Wednesday, March 29, 2017

Attacking matters more than self defense techniques

When you come across any self defense system, you'll want to ask yourself "am I going to be able to recall what I've learned in a real fight? " Unfortunately, many self defense schools teach ineffective techniques that won't work in an actual violent situation. Why do i say that? For the following reasons:

* Your attacker is unpredictable - Many times you will often see demonstrations of self defense instructors doing a certain technique such as a wrist lock or sequence of moves. The students comply because in their minds, the instructor knows best. The problem with this is that the attacker doesn't react. In the real world, you don't know your attacker. You don't know if he or she has a concealed weapon. You don't know if your attacker is trained. You don't know how your attacker will respond if you apply a certain technique if you can apply it at all.

* Combat is fluid and intense - In a violent situation, there's going to be alot of striking and movement at varying speeds. When your under high levels of stress, you won't be able recall complex motor skills. Worse, you might give your attacker an opportunity to land a hit. You might see martial arts demonstrations where the student playing the role of the attacker attempts to grab or choke the defender. This type of attack is rare so the training is unrealistic. In a real attack, your attacker will most likely do alot of striking and some unskilled grappling. As soon as someone is on top of you, your attacker's punches will land straight to your face and other areas before you can perform one technique. In combat, things happen so quickly that you won't be able to use any techniques. Just look at any compilation of attacks on the internet or in person as in this video for instance.

* Techniques promote a faulty mindset - By thinking of combat in terms of techniques, your movements become mechanical rather than natural. You will start to depend on techniques to get out of every situation. If you train to deal with a certain situation but did not train for a completely different scenario in the real world, chances are you will freeze. You won't know whether to do what technique and by the time you do, you would've already been hit.

If you were to ask me "what's the best way to deal with any violent situation?" My response is "attack! attack! attack!" It's easier to memorize only a few attacks than to spend more time learning different techniques for different scenarios. This is because you can end the threat much quicker if you strike than if you applied a sequence of movements or armlock. You might even move faster under an adrenaline rush than if you weren't. Picture the following scenarios and see how the principle of attacking would end a violent confrontation fast.

* Someone tries to grab your shirt with both hands while leaving his/her vulnerable areas exposed.
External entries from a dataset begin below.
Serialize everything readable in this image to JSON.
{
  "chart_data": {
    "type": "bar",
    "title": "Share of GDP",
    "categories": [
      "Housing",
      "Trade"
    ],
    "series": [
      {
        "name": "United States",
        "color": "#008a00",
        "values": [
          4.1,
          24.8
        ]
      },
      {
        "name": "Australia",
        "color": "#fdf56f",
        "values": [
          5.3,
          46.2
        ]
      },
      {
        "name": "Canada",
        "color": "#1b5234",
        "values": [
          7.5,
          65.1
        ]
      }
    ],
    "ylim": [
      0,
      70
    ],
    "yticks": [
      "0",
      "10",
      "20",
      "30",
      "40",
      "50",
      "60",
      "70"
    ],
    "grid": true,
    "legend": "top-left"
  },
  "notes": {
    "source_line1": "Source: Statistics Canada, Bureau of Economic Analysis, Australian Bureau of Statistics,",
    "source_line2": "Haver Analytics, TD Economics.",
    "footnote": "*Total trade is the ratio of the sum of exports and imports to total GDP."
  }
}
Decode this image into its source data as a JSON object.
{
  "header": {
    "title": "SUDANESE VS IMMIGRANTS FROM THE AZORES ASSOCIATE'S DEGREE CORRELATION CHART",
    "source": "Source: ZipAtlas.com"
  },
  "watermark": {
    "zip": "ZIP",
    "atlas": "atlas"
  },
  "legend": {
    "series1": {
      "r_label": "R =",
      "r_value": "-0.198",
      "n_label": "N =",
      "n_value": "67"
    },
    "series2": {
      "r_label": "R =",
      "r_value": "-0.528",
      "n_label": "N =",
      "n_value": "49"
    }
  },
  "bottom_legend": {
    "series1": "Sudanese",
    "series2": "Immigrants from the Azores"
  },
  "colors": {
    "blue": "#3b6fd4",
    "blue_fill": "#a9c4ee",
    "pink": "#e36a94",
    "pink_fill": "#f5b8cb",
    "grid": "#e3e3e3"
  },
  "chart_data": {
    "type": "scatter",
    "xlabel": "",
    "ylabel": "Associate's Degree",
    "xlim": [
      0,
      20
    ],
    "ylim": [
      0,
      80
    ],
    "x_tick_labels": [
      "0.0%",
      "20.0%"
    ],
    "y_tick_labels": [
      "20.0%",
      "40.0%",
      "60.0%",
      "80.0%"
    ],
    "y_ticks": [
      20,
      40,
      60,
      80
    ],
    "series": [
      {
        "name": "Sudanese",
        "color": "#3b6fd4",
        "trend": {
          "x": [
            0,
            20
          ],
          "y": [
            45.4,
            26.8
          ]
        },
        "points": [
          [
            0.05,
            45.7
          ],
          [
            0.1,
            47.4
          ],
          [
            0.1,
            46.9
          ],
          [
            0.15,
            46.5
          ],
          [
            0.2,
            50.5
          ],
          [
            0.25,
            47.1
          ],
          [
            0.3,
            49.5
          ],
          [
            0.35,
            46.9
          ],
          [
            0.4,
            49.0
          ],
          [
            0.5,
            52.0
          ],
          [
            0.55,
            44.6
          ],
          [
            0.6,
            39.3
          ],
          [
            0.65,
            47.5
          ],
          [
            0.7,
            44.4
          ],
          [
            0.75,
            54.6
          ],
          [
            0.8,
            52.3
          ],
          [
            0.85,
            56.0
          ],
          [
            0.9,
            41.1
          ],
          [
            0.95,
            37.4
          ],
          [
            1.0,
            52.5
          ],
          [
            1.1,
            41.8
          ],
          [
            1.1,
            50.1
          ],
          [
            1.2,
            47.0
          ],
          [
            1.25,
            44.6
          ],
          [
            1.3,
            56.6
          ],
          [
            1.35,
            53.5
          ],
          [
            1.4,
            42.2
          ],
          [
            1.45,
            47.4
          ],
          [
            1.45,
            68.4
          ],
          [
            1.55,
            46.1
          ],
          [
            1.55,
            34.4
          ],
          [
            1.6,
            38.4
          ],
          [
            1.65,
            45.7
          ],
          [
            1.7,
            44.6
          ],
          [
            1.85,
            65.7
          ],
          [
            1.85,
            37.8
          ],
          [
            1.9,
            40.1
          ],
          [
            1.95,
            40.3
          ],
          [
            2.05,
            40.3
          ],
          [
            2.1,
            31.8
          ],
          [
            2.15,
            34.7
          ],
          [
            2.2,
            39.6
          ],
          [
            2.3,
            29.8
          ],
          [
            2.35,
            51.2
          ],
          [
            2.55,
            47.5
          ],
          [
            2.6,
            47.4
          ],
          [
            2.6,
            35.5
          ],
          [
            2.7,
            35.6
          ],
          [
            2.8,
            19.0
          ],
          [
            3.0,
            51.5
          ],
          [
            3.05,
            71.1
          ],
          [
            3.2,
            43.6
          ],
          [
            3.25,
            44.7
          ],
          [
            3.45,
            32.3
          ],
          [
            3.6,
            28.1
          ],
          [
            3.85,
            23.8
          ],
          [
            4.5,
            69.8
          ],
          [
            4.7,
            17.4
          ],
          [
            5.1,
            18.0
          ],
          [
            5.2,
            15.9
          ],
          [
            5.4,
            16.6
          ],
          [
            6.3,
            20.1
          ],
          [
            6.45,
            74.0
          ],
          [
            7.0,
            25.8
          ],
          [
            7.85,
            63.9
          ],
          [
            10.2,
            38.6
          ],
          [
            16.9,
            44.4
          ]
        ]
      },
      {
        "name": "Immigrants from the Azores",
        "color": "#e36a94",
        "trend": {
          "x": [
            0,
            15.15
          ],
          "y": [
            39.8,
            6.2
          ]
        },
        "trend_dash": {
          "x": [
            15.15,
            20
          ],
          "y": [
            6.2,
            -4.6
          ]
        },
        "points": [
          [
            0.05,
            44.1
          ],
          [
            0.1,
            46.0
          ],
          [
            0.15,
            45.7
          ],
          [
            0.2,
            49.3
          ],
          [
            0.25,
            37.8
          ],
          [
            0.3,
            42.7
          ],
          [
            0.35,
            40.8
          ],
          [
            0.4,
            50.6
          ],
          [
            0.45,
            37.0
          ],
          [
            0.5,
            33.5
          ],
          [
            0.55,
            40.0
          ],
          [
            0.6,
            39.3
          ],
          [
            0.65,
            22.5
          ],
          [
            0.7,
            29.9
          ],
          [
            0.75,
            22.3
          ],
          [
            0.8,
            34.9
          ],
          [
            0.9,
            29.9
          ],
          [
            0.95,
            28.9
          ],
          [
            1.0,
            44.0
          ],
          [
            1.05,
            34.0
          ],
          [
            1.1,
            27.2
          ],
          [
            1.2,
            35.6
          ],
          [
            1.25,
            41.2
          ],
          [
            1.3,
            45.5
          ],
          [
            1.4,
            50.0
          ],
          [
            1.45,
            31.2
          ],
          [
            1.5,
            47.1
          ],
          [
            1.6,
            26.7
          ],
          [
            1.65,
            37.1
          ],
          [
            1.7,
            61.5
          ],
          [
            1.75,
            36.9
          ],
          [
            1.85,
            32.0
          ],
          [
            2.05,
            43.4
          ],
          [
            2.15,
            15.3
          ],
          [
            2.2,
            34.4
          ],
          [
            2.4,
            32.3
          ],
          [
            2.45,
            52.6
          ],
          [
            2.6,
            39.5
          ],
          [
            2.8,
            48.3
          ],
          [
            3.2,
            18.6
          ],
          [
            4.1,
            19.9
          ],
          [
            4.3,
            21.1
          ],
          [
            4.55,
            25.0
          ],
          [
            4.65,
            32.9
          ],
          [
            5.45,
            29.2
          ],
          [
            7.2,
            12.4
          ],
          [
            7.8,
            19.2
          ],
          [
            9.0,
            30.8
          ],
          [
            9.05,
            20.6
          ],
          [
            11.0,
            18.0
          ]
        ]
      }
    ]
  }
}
Since your attacker is grabbing you, that leaves the body completely defenseless unless your attacker lets go. What's the solution? Knock him or her out with one hit to the head area.

* Someone puts you in a rear naked chokehold. What's the solution to escape? Strike the groin repeatedly, elbow strike the ribs, strike the face, kick the legs, etc.

* Someone grabs your arm. What's the solution? Knock him or her out by aiming for a specific target (jaw, under the chin, neck, throat, etc.)

Think of any scenario in your head and the principle should still be the same. It doesn't matter what your attacker does, if you can't remember anything else then at least remember to attack until the threat is over. Sure you can use a technique or two but it's not as important as training your quick reflexes, accuracy, power, timing, fluidity. By focusing on using a few solutions for many problems, you learn to end the threat more efficiently.